Le contour des termes du sujet établi, la question qui se pose est la suivante: quelles sont les réponses possibles aux crimes contre l’humanité et de génocide?
Avant d’envisager ces réponses (II), le cadre légal doit être posé (I).
- LE CADRE LÉGAL DES GÉNOCIDE ET CRIME CONTRE l’HUMANITE
La notion de « crime contre l’humanité » est longtemps restée en marge de la sphère juridique. En effet, elle a émergé au début du XXème siècle, d’abord dans la clause dite « Martens » insérée dans les Convention de la Haye de 1899 et de 1907 relatives aux lois et coutumes de la guerre sur terre.[7]
Ce n’est qu’en 1945 qu’en est donnée une définition jurididique: le crime contre l’humanité est inscrit dans le Statut du Tribunal de Nuremberg qui évita cependant de le dissocier des autres crimes visés par le Statut, à savoir le crime de guerre et le crime contre la paix.

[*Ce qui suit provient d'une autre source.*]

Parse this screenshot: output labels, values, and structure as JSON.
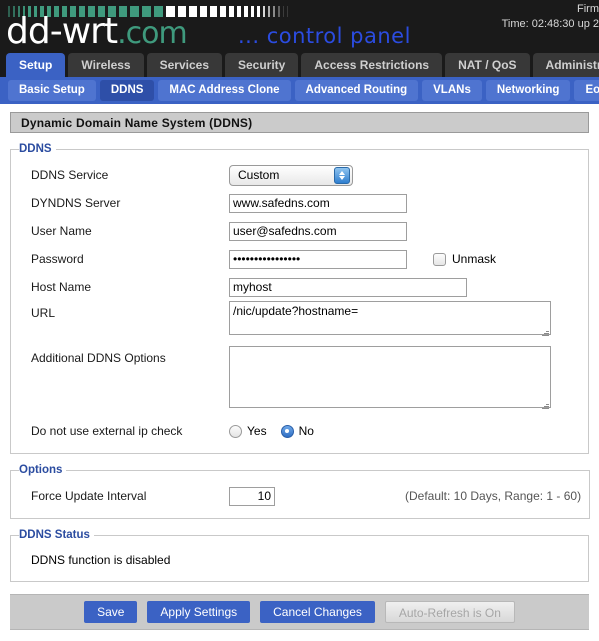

Quant au crime de génocide, il est inventé par le juriste polonais Raphael Lemkin en 1944 pour qualifier les crimes de masse commis par l’Allemagne nazie et contre les arméniens dans l’Empire ottoman en 1915. Cette notion sera utilisée pour la première fois par le tribunal de Nuremberg dans les actes d’accusation. La consécration viendra seulement en 1948 avec l’adoption, à l’initiative de l’ONU, de la Convention pour la prévention et la répression du crime de génocide du 9 décembre qui va distinguer ce crime des autres crimes en temps de conflit.[8]
Le cadre légal des crimes contre l’humanité et génocides doit être appréhendé à trois niveaux: international (1), régional (2) et national (3).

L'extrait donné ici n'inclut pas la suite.